14. Other provisions
Should individual provisions of this Agreement be or become invalid, this shall not affect the validity of the rest of the Agreement. Invalid provisions shall be replaced by provisions which come closest to the originally intended provisions in economic terms. Artist/Label and RG shall be obligated to cooperate in a corresponding clarification of the text of the Agreement. The same shall apply in the event of any gaps in this Agreement. California law applies exclusively to this contract, excluding the conflict of laws rules of private international law. The parties agree to submit any dispute relating to the Advance Agreement to the jurisdiction of the federal or state courts of Los Angeles County in the State of California, United States of America.
This agreement may be executed in two or more counterparts, each of which shall be deemed an original, but all of which together shall constitute one and the same instrument. The parties agree that this agreement and signature pages may be transmitted between them by fax, electronic mail, or other electronic transmission method, and that signatures created or transmitted by electronic means, including DocuSign (or any other signature complying with the federal ESIGN Act of 2000 or any applicable Uniform Electronic Transactions Act or Electronic Signatures and Records Act), PDF or JPEG, shall constitute original signatures, shall be deemed to have been duly and validly created and delivered, and shall be valid and binding for all purposes.

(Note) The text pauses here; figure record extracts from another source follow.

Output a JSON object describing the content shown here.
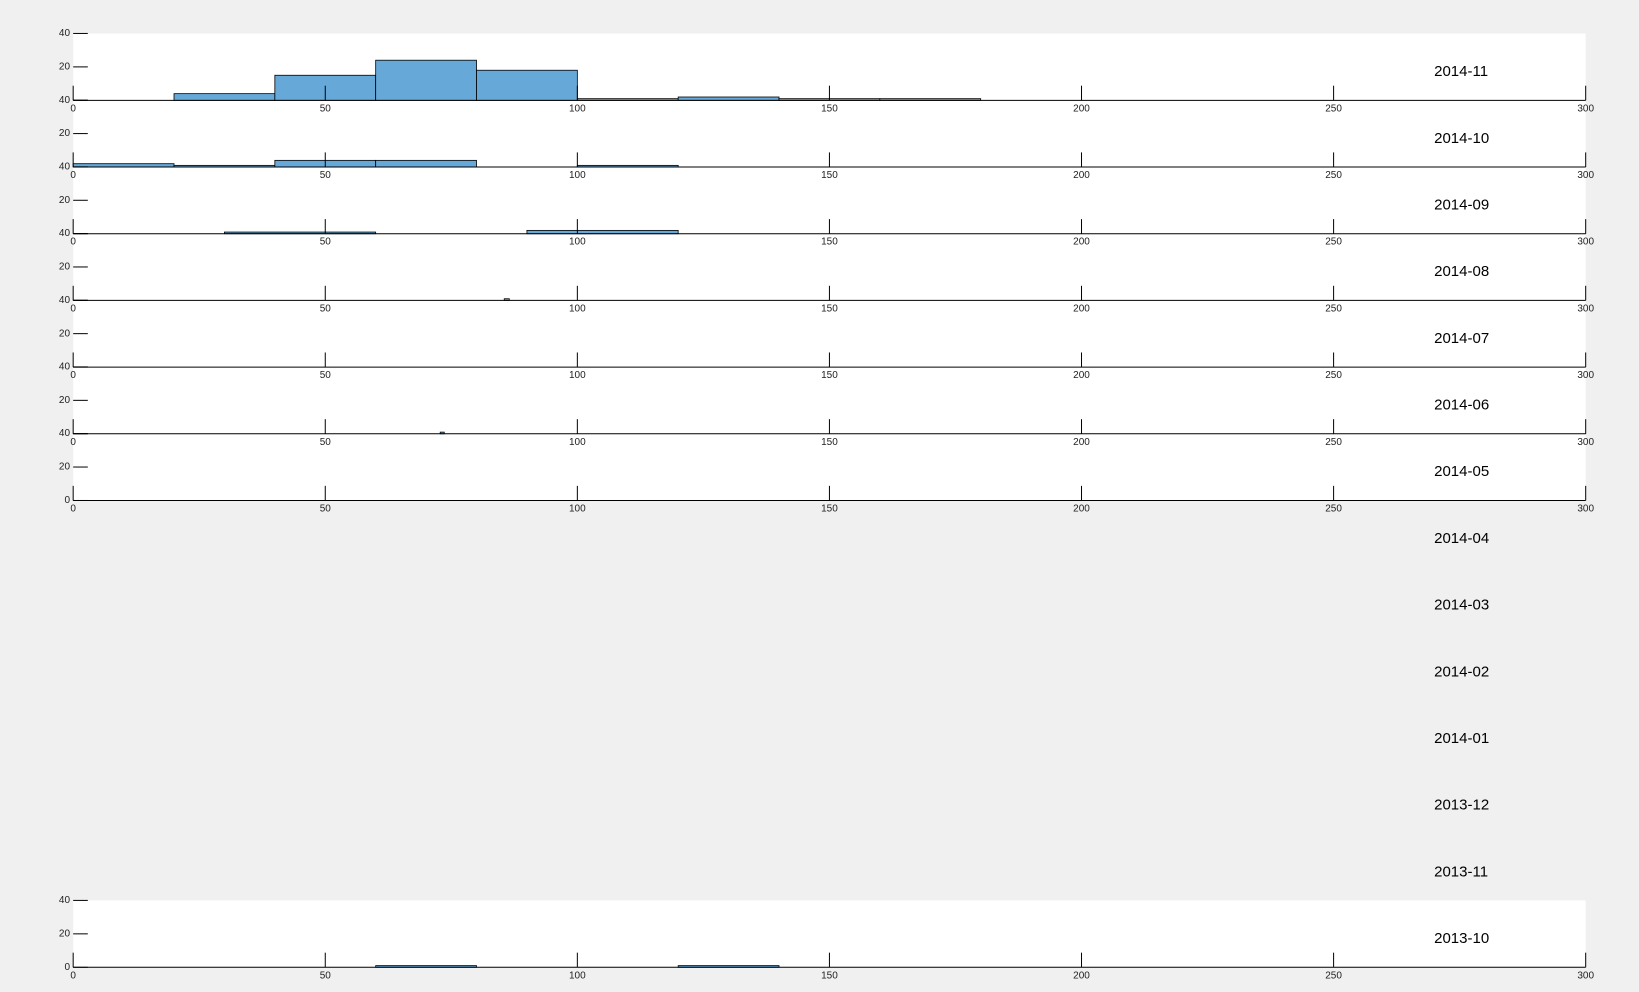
{
  "chart_data": [
    {
      "type": "histogram",
      "title": "2014-11",
      "bins": [
        20,
        40,
        60,
        80,
        100,
        120,
        140,
        160,
        180
      ],
      "counts": [
        4,
        15,
        24,
        18,
        1,
        2,
        1,
        1
      ],
      "color": "#66a8d8",
      "xlim": [
        0,
        300
      ],
      "xticks": [
        0,
        50,
        100,
        150,
        200,
        250,
        300
      ],
      "ylim": [
        0,
        40
      ],
      "yticks": [
        0,
        20,
        40
      ]
    },
    {
      "type": "histogram",
      "title": "2014-10",
      "bins": [
        0,
        20,
        40,
        60,
        80,
        100,
        120
      ],
      "counts": [
        2,
        1,
        4,
        4,
        0,
        1
      ],
      "color": "#66a8d8",
      "xlim": [
        0,
        300
      ],
      "xticks": [
        0,
        50,
        100,
        150,
        200,
        250,
        300
      ],
      "ylim": [
        0,
        40
      ],
      "yticks": [
        0,
        20,
        40
      ]
    },
    {
      "type": "histogram",
      "title": "2014-09",
      "bins": [
        30,
        60,
        90,
        120
      ],
      "counts": [
        1,
        0,
        2
      ],
      "color": "#66a8d8",
      "xlim": [
        0,
        300
      ],
      "xticks": [
        0,
        50,
        100,
        150,
        200,
        250,
        300
      ],
      "ylim": [
        0,
        40
      ],
      "yticks": [
        0,
        20,
        40
      ]
    },
    {
      "type": "histogram",
      "title": "2014-08",
      "bins": [
        85.5,
        86.5
      ],
      "counts": [
        1
      ],
      "color": "#66a8d8",
      "xlim": [
        0,
        300
      ],
      "xticks": [
        0,
        50,
        100,
        150,
        200,
        250,
        300
      ],
      "ylim": [
        0,
        40
      ],
      "yticks": [
        0,
        20,
        40
      ]
    },
    {
      "type": "histogram",
      "title": "2014-07",
      "xlim": [
        0,
        300
      ],
      "xticks": [
        0,
        50,
        100,
        150,
        200,
        250,
        300
      ],
      "ylim": [
        0,
        40
      ],
      "yticks": [
        0,
        20,
        40
      ]
    },
    {
      "type": "histogram",
      "title": "2014-06",
      "bins": [
        72.8,
        73.6
      ],
      "counts": [
        1
      ],
      "color": "#66a8d8",
      "xlim": [
        0,
        300
      ],
      "xticks": [
        0,
        50,
        100,
        150,
        200,
        250,
        300
      ],
      "ylim": [
        0,
        40
      ],
      "yticks": [
        0,
        20,
        40
      ]
    },
    {
      "type": "histogram",
      "title": "2014-05",
      "xlim": [
        0,
        300
      ],
      "xticks": [
        0,
        50,
        100,
        150,
        200,
        250,
        300
      ],
      "ylim": [
        0,
        40
      ],
      "yticks": [
        0,
        20,
        40
      ]
    },
    {
      "type": "histogram",
      "title": "2014-04"
    },
    {
      "type": "histogram",
      "title": "2014-03"
    },
    {
      "type": "histogram",
      "title": "2014-02"
    },
    {
      "type": "histogram",
      "title": "2014-01"
    },
    {
      "type": "histogram",
      "title": "2013-12"
    },
    {
      "type": "histogram",
      "title": "2013-11"
    },
    {
      "type": "histogram",
      "title": "2013-10",
      "bins": [
        60,
        80,
        100,
        120,
        140
      ],
      "counts": [
        1,
        0,
        0,
        1
      ],
      "color": "#66a8d8",
      "xlim": [
        0,
        300
      ],
      "xticks": [
        0,
        50,
        100,
        150,
        200,
        250,
        300
      ],
      "ylim": [
        0,
        40
      ],
      "yticks": [
        0,
        20,
        40
      ]
    }
  ]
}
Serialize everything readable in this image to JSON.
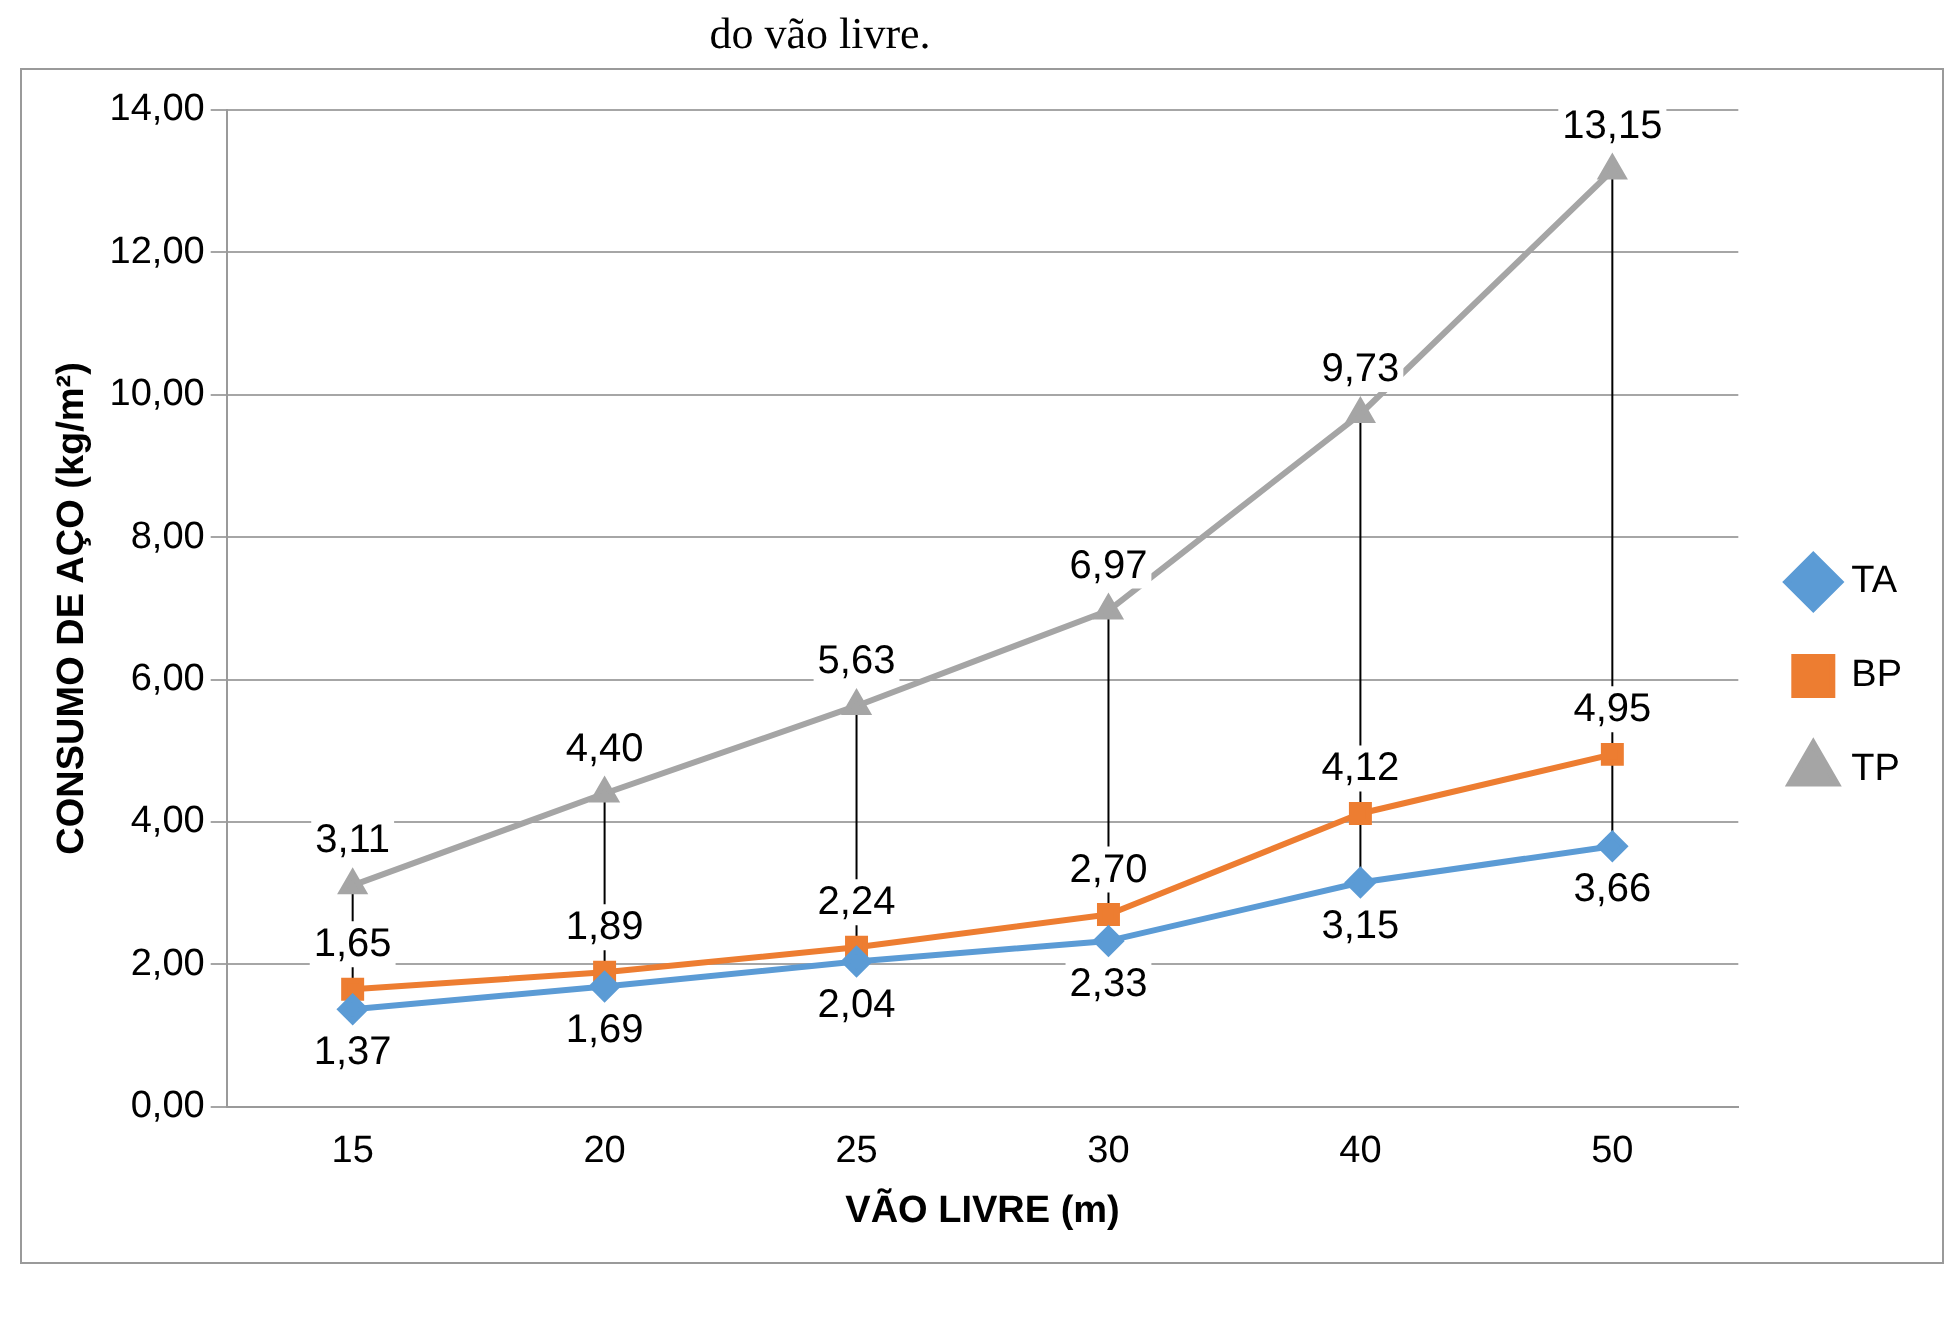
{
  "chart_data": {
    "type": "line",
    "title": "do vão livre.",
    "xlabel": "VÃO LIVRE (m)",
    "ylabel": "CONSUMO DE AÇO (kg/m²)",
    "categories": [
      "15",
      "20",
      "25",
      "30",
      "40",
      "50"
    ],
    "series": [
      {
        "name": "TA",
        "color": "#5b9bd5",
        "marker": "diamond",
        "values": [
          1.37,
          1.69,
          2.04,
          2.33,
          3.15,
          3.66
        ],
        "value_labels": [
          "1,37",
          "1,69",
          "2,04",
          "2,33",
          "3,15",
          "3,66"
        ]
      },
      {
        "name": "BP",
        "color": "#ed7d31",
        "marker": "square",
        "values": [
          1.65,
          1.89,
          2.24,
          2.7,
          4.12,
          4.95
        ],
        "value_labels": [
          "1,65",
          "1,89",
          "2,24",
          "2,70",
          "4,12",
          "4,95"
        ]
      },
      {
        "name": "TP",
        "color": "#a5a5a5",
        "marker": "triangle",
        "values": [
          3.11,
          4.4,
          5.63,
          6.97,
          9.73,
          13.15
        ],
        "value_labels": [
          "3,11",
          "4,40",
          "5,63",
          "6,97",
          "9,73",
          "13,15"
        ]
      }
    ],
    "ylim": [
      0,
      14
    ],
    "yticks": [
      {
        "value": 0,
        "label": "0,00"
      },
      {
        "value": 2,
        "label": "2,00"
      },
      {
        "value": 4,
        "label": "4,00"
      },
      {
        "value": 6,
        "label": "6,00"
      },
      {
        "value": 8,
        "label": "8,00"
      },
      {
        "value": 10,
        "label": "10,00"
      },
      {
        "value": 12,
        "label": "12,00"
      },
      {
        "value": 14,
        "label": "14,00"
      }
    ],
    "grid": "y",
    "legend": "right"
  }
}
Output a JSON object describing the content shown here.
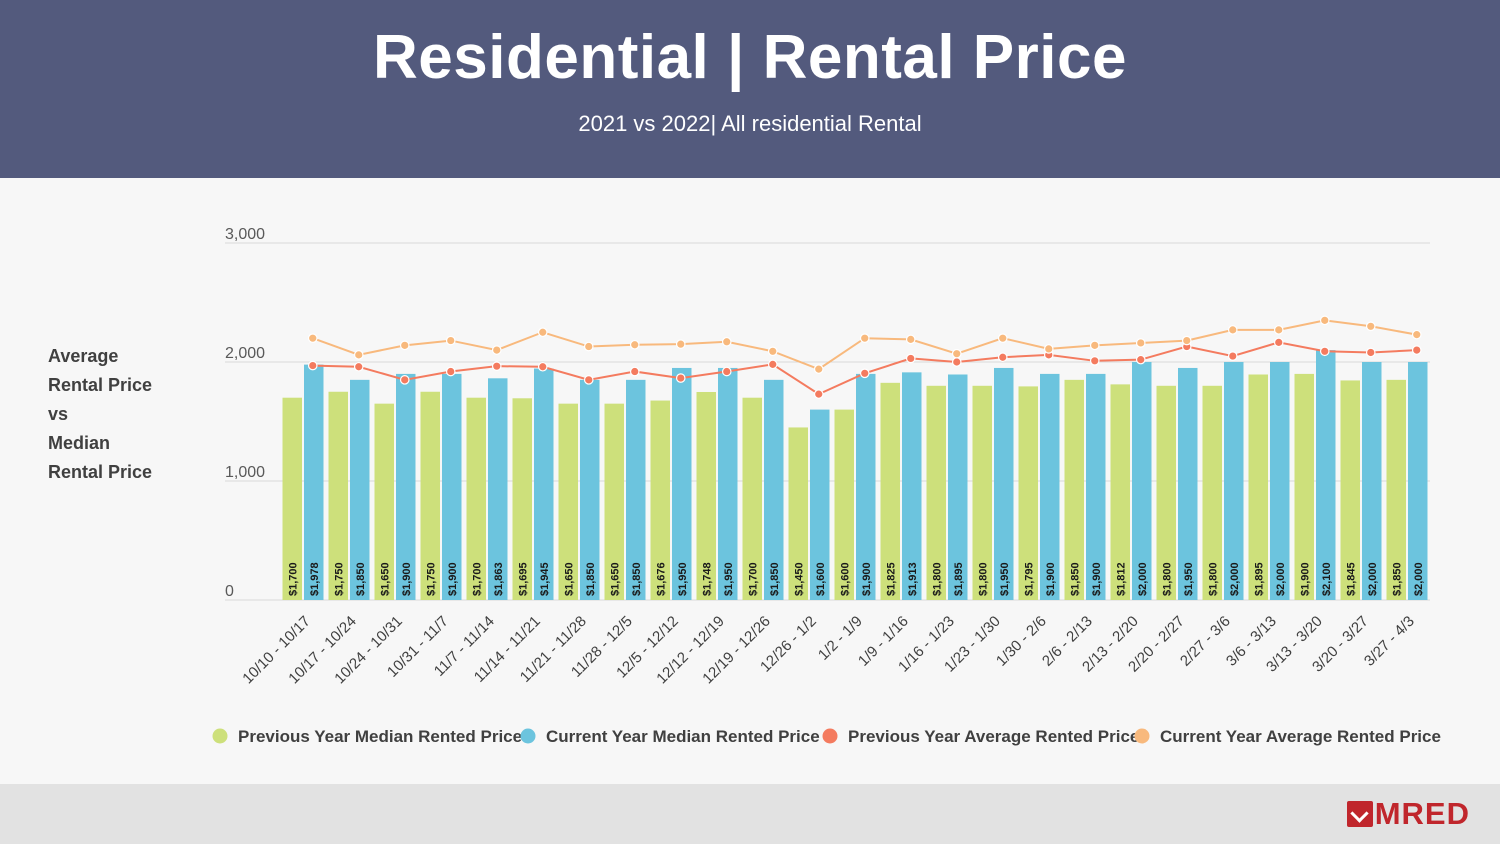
{
  "header": {
    "title": "Residential | Rental Price",
    "subtitle": "2021 vs 2022| All residential Rental"
  },
  "side_label": [
    "Average",
    "Rental Price",
    "vs",
    "Median",
    "Rental Price"
  ],
  "footer": {
    "logo_text": "MRED"
  },
  "chart_data": {
    "type": "bar",
    "title": "Residential | Rental Price",
    "subtitle": "2021 vs 2022| All residential Rental",
    "ylabel": "Average Rental Price vs Median Rental Price",
    "ylim": [
      0,
      3000
    ],
    "yticks": [
      0,
      1000,
      2000,
      3000
    ],
    "ytick_labels": [
      "0",
      "1,000",
      "2,000",
      "3,000"
    ],
    "grid": true,
    "legend_position": "bottom",
    "categories": [
      "10/10 - 10/17",
      "10/17 - 10/24",
      "10/24 - 10/31",
      "10/31 - 11/7",
      "11/7 - 11/14",
      "11/14 - 11/21",
      "11/21 - 11/28",
      "11/28 - 12/5",
      "12/5 - 12/12",
      "12/12 - 12/19",
      "12/19 - 12/26",
      "12/26 - 1/2",
      "1/2 - 1/9",
      "1/9 - 1/16",
      "1/16 - 1/23",
      "1/23 - 1/30",
      "1/30 - 2/6",
      "2/6 - 2/13",
      "2/13 - 2/20",
      "2/20 - 2/27",
      "2/27 - 3/6",
      "3/6 - 3/13",
      "3/13 - 3/20",
      "3/20 - 3/27",
      "3/27 - 4/3"
    ],
    "series": [
      {
        "name": "Previous Year Median Rented Price",
        "kind": "bar",
        "color": "#cde07b",
        "values": [
          1700,
          1750,
          1650,
          1750,
          1700,
          1695,
          1650,
          1650,
          1676,
          1748,
          1700,
          1450,
          1600,
          1825,
          1800,
          1800,
          1795,
          1850,
          1812,
          1800,
          1800,
          1895,
          1900,
          1845,
          1850
        ],
        "labels": [
          "$1,700",
          "$1,750",
          "$1,650",
          "$1,750",
          "$1,700",
          "$1,695",
          "$1,650",
          "$1,650",
          "$1,676",
          "$1,748",
          "$1,700",
          "$1,450",
          "$1,600",
          "$1,825",
          "$1,800",
          "$1,800",
          "$1,795",
          "$1,850",
          "$1,812",
          "$1,800",
          "$1,800",
          "$1,895",
          "$1,900",
          "$1,845",
          "$1,850"
        ]
      },
      {
        "name": "Current Year Median Rented Price",
        "kind": "bar",
        "color": "#6cc4de",
        "values": [
          1978,
          1850,
          1900,
          1900,
          1863,
          1945,
          1850,
          1850,
          1950,
          1950,
          1850,
          1600,
          1900,
          1913,
          1895,
          1950,
          1900,
          1900,
          2000,
          1950,
          2000,
          2000,
          2100,
          2000,
          2000
        ],
        "labels": [
          "$1,978",
          "$1,850",
          "$1,900",
          "$1,900",
          "$1,863",
          "$1,945",
          "$1,850",
          "$1,850",
          "$1,950",
          "$1,950",
          "$1,850",
          "$1,600",
          "$1,900",
          "$1,913",
          "$1,895",
          "$1,950",
          "$1,900",
          "$1,900",
          "$2,000",
          "$1,950",
          "$2,000",
          "$2,000",
          "$2,100",
          "$2,000",
          "$2,000"
        ]
      },
      {
        "name": "Previous Year Average Rented Price",
        "kind": "line",
        "color": "#f47b5f",
        "values": [
          1970,
          1960,
          1850,
          1920,
          1965,
          1960,
          1850,
          1920,
          1865,
          1920,
          1980,
          1730,
          1905,
          2030,
          2000,
          2040,
          2060,
          2010,
          2020,
          2130,
          2050,
          2165,
          2090,
          2080,
          2100
        ]
      },
      {
        "name": "Current Year Average Rented Price",
        "kind": "line",
        "color": "#f8b97d",
        "values": [
          2200,
          2060,
          2140,
          2180,
          2100,
          2250,
          2130,
          2145,
          2150,
          2170,
          2090,
          1940,
          2200,
          2190,
          2070,
          2200,
          2110,
          2140,
          2160,
          2180,
          2270,
          2270,
          2350,
          2300,
          2230
        ]
      }
    ]
  }
}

You acknowledge and agree that you have been represented by independent legal counsel or have had the opportunity to be represented by independent legal counsel of your own choice for purposes of advising you in connection with this agreement. Additionally, you acknowledge and agree that, if you have not been represented by legal counsel of your own choice for purposes of advising you in connection with the negotiation, preparation and execution of this agreement, your failure to be represented by independent legal counsel in connection with this agreement was determined solely by you, without any interference by Company or any person, firm or corporation affiliated with or related to Company.
Schedule A.
PRICE INFORMATION:
All prices may vary as a result of discounts. All prices are exclusive of VAT. RG’s payment of any sums hereunder is conditioned upon Artist/Label’s fulfillment of all delivery obligations described above and receipt of Artist/Label’s completed U.S. Federal Tax form W-9 or W-8BEN, as applicable.
Deal Terms
1. Royalties: During the Exploitation Period, RG shall pay you:
(a) Seventy-five percent (75%) of all Net Receipts (“Your Rate”). Your Share shall be fifty percent (50%) of Net Receipts derived from master-use synchronization licenses.
Your Rate may be amended at a later date via an Advance Agreement.
(b) “Net Receipts” are billed and paid revenues actually received by RG deriving from RG’s exploitation of the Content to end consumers and credited to RG in connection with the exploitation of your Content, less sales tax and other applicable fees, which will be determined for each release.